In his seminal paper, "The Use of Knowledge in Society," F.A. Hayek noted that socialism (or the kind of regulatory apparatus that Krugman endorses) is built upon the premise that central planners have all of the requisite knowledge that is needed to make an economy work. Because that kind of knowledge is decentralized, he argued, in the end the planners will be flying blind and will be unable to direct an economy successfully.

While Warren would be heading an agency and not an entire economy, she obviously would not be the only central planner in Washington. However, she would be overseeing the agency that would set policies regarding lending, who receives loans, what terms, and so on. Don't kid yourself if you believe that she is going to make those decisions on the basis of anything but what would be politically-acceptable in Washington.

Guess what? The last time I checked, government was and is political.

3 comments:

Anonymous said...

By the way, Professor Anderson, what do you think about the whole financial reform bill in general?

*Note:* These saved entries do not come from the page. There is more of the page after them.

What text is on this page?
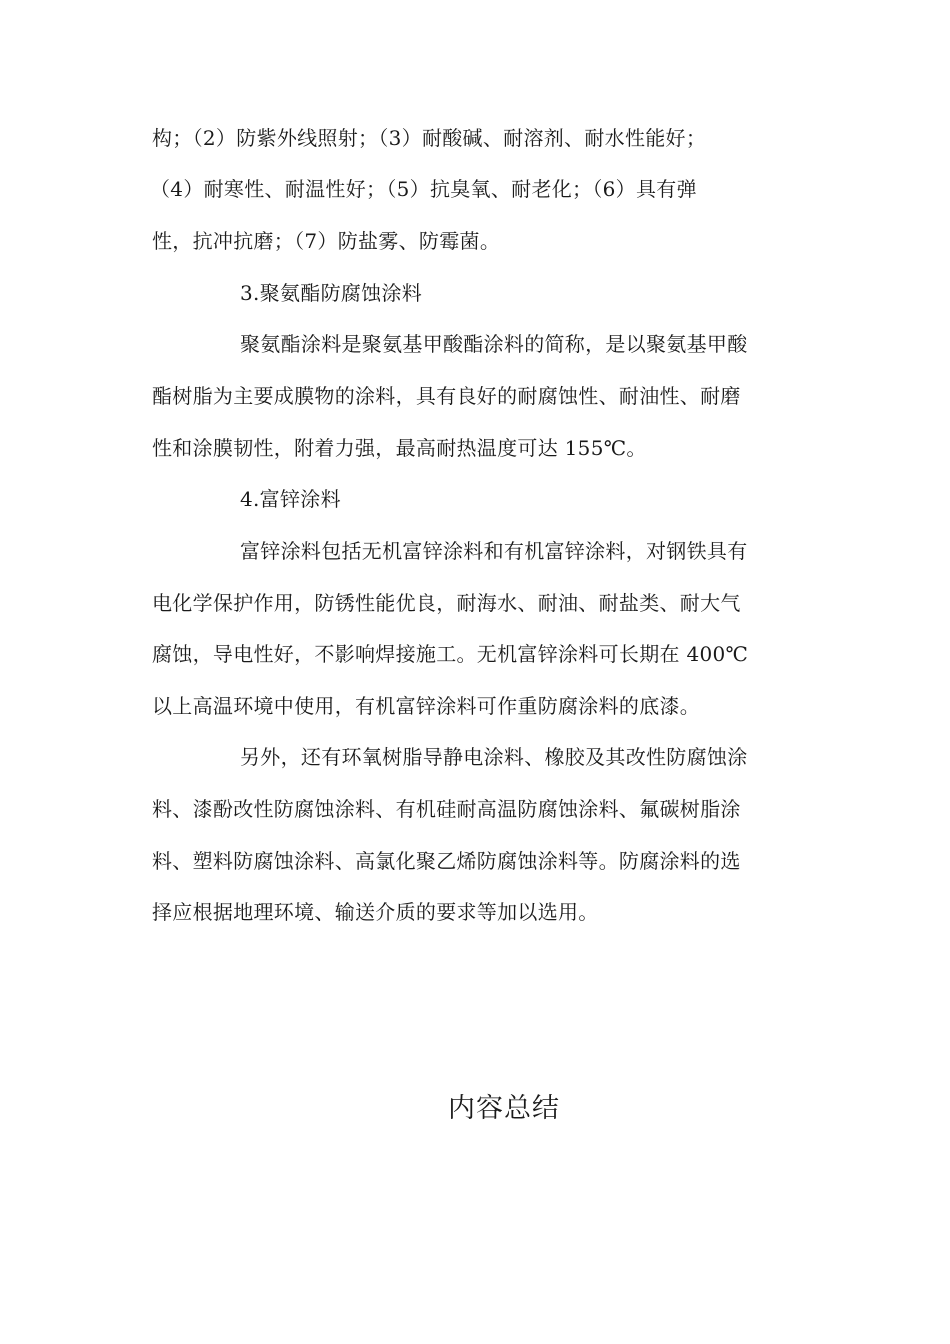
构；（2）防紫外线照射；（3）耐酸碱、耐溶剂、耐水性能好；
（4）耐寒性、耐温性好；（5）抗臭氧、耐老化；（6）具有弹
性，抗冲抗磨；（7）防盐雾、防霉菌。
3.聚氨酯防腐蚀涂料
聚氨酯涂料是聚氨基甲酸酯涂料的简称，是以聚氨基甲酸
酯树脂为主要成膜物的涂料，具有良好的耐腐蚀性、耐油性、耐磨
性和涂膜韧性，附着力强，最高耐热温度可达 155℃。
4.富锌涂料
富锌涂料包括无机富锌涂料和有机富锌涂料，对钢铁具有
电化学保护作用，防锈性能优良，耐海水、耐油、耐盐类、耐大气
腐蚀，导电性好，不影响焊接施工。无机富锌涂料可长期在 400℃
以上高温环境中使用，有机富锌涂料可作重防腐涂料的底漆。
另外，还有环氧树脂导静电涂料、橡胶及其改性防腐蚀涂
料、漆酚改性防腐蚀涂料、有机硅耐高温防腐蚀涂料、氟碳树脂涂
料、塑料防腐蚀涂料、高氯化聚乙烯防腐蚀涂料等。防腐涂料的选
择应根据地理环境、输送介质的要求等加以选用。
内容总结
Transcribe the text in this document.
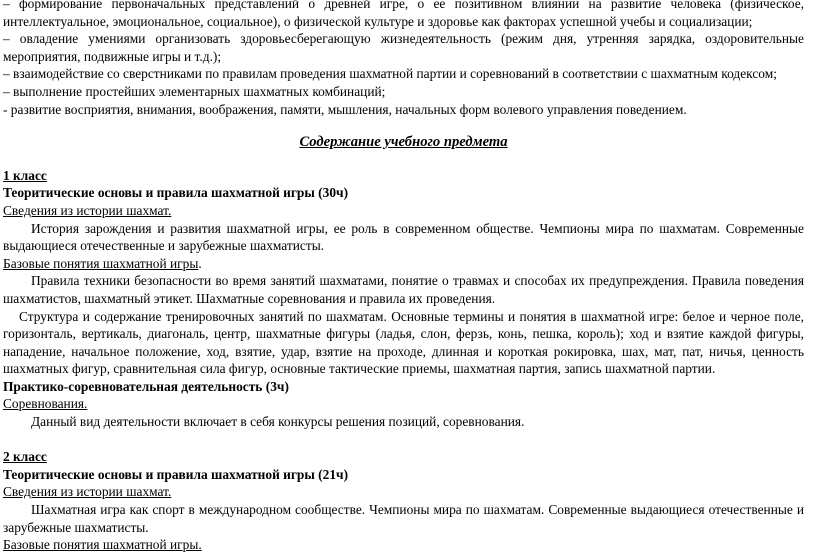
– формирование первоначальных представлений о древней игре, о ее позитивном влиянии на развитие человека (физическое, интеллектуальное, эмоциональное, социальное), о физической культуре и здоровье как факторах успешной учебы и социализации;

– овладение умениями организовать здоровьесберегающую жизнедеятельность (режим дня, утренняя зарядка, оздоровительные мероприятия, подвижные игры и т.д.);

– взаимодействие со сверстниками по правилам проведения шахматной партии и соревнований в соответствии с шахматным кодексом;

– выполнение простейших элементарных шахматных комбинаций;

- развитие восприятия, внимания, воображения, памяти, мышления, начальных форм волевого управления поведением.

Содержание учебного предмета

1 класс

Теоритические основы и правила шахматной игры (30ч)

Сведения из истории шахмат.

История зарождения и развития шахматной игры, ее роль в современном обществе. Чемпионы мира по шахматам. Современные выдающиеся отечественные и зарубежные шахматисты.

Базовые понятия шахматной игры.

Правила техники безопасности во время занятий шахматами, понятие о травмах и способах их предупреждения. Правила поведения шахматистов, шахматный этикет. Шахматные соревнования и правила их проведения.

Структура и содержание тренировочных занятий по шахматам. Основные термины и понятия в шахматной игре: белое и черное поле, горизонталь, вертикаль, диагональ, центр, шахматные фигуры (ладья, слон, ферзь, конь, пешка, король); ход и взятие каждой фигуры, нападение, начальное положение, ход, взятие, удар, взятие на проходе, длинная и короткая рокировка, шах, мат, пат, ничья, ценность шахматных фигур, сравнительная сила фигур, основные тактические приемы, шахматная партия, запись шахматной партии.

Практико-соревновательная деятельность (3ч)

Соревнования.

Данный вид деятельности включает в себя конкурсы решения позиций, соревнования.

2 класс

Теоритические основы и правила шахматной игры (21ч)

Сведения из истории шахмат.

Шахматная игра как спорт в международном сообществе. Чемпионы мира по шахматам. Современные выдающиеся отечественные и зарубежные шахматисты.

Базовые понятия шахматной игры.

Do you think there is some reason to speculate that Elizabeth Warren's CFPB will itself have its wings cut by the rest of the financial reform bill and will thus be a pure distraction and a nominal entity?

Anonymous said...

You're a scam and a toady, Anderson, just like everybody who sucks up to the billionaire class, and you need to be destroyed along with all the other toadies.

Anonymous said...

@ Anon above

Did you even read the post? Anderson specifically says that the banks should be responsible for their bad loans.

That means they would all be broke/bankrupt. Your (in all likelyhood) heroes Obama/Bush (they are the same) bailed them out and kept them bathing in their billions with your money.

Get a clue. You are the support the billionaires depend on. Your totally ignorant and pathetic support.